I have a function $f(\Theta) = \frac{1}{2N}\| y-\mathcal{X}(\Theta)\|_2^2$. Matrix $\Theta\in\mathbb{R}^{m_1\times m_2}$, $y=[y_1,\cdots,y_N]^T\in\mathbb{R}^N$ is the observation vector, and we use the observation matrices $\{X_i\}_{i=1}^N$ for each $X_i\in\mathbb{R}^{m_1\times m_2}$ to define an operator from $\mathbb{R}^{m_1\times m_2}\mapsto \mathbb{R}^N$ via $[\mathcal{X}(\Theta)]_i=trace(X_i^T \Theta)$.
I would like to find the gradient $\triangledown f(\Theta)$. Let $f(\Theta)=g(h(\Theta))$ where $g(z)= \frac{1}{2N}\|z\|_2^2$ and $h(\Theta)=y-\mathcal{X}(\Theta)$. Then $\triangledown f(\Theta)= \triangledown g\cdot \triangledown h$. It is easy to have $\triangledown g(z)=\frac{z}{N}$. Substitute $z=y-\mathcal{X}(\Theta)$ would give $\triangledown g$.
How would I find $\triangledown h(\Theta)$?

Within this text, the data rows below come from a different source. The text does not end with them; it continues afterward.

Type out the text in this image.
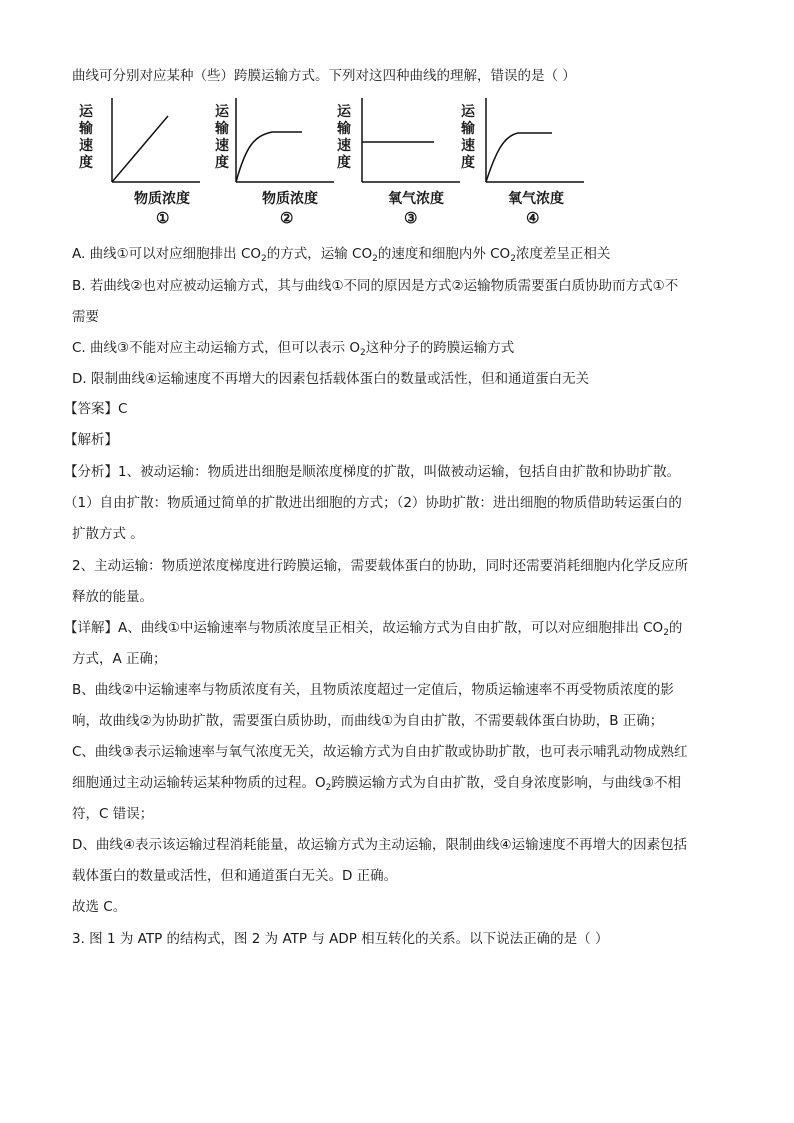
曲线可分别对应某种（些）跨膜运输方式。下列对这四种曲线的理解，错误的是（ ）
运
输
速
度
物质浓度
①
运
输
速
度
物质浓度
②
运
输
速
度
氧气浓度
③
运
输
速
度
氧气浓度
④
A. 曲线①可以对应细胞排出 $CO_2$的方式，运输 $CO_2$的速度和细胞内外 $CO_2$浓度差呈正相关
B. 若曲线②也对应被动运输方式，其与曲线①不同的原因是方式②运输物质需要蛋白质协助而方式①不
需要
C. 曲线③不能对应主动运输方式，但可以表示 $O_2$这种分子的跨膜运输方式
D. 限制曲线④运输速度不再增大的因素包括载体蛋白的数量或活性，但和通道蛋白无关
【答案】C
【解析】
【分析】1、被动运输：物质进出细胞是顺浓度梯度的扩散，叫做被动运输，包括自由扩散和协助扩散。
（1）自由扩散：物质通过简单的扩散进出细胞的方式；（2）协助扩散：进出细胞的物质借助转运蛋白的
扩散方式 。
2、主动运输：物质逆浓度梯度进行跨膜运输，需要载体蛋白的协助，同时还需要消耗细胞内化学反应所
释放的能量。
【详解】A、曲线①中运输速率与物质浓度呈正相关，故运输方式为自由扩散，可以对应细胞排出 $CO_2$的
方式，A 正确；
B、曲线②中运输速率与物质浓度有关，且物质浓度超过一定值后，物质运输速率不再受物质浓度的影
响，故曲线②为协助扩散，需要蛋白质协助，而曲线①为自由扩散，不需要载体蛋白协助，B 正确；
C、曲线③表示运输速率与氧气浓度无关，故运输方式为自由扩散或协助扩散，也可表示哺乳动物成熟红
细胞通过主动运输转运某种物质的过程。$O_2$跨膜运输方式为自由扩散，受自身浓度影响，与曲线③不相
符，C 错误；
D、曲线④表示该运输过程消耗能量，故运输方式为主动运输，限制曲线④运输速度不再增大的因素包括
载体蛋白的数量或活性，但和通道蛋白无关。D 正确。
故选 C。
3. 图 1 为 ATP 的结构式，图 2 为 ATP 与 ADP 相互转化的关系。以下说法正确的是（ ）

Rewrite your function as $$f(\Theta)=\frac1{2N}\sum_{i=1}^N|y_i-\mathrm{tr}X_i^T\Theta|^2$$ and hence $$\nabla_\Theta f(\Theta)=-\frac1N\sum_{i=1}^N|y_i-\mathrm{tr}X_i^T\Theta|~\nabla_\Theta\mathrm{tr}X_i^T\Theta=-\frac1N\sum_{i=1}^N|y_i-\mathrm{tr}X_i^T\Theta|~X_i$$ where the last equality follows from the fact $\nabla_X\mathrm{tr}(AXB)=A^TB^T$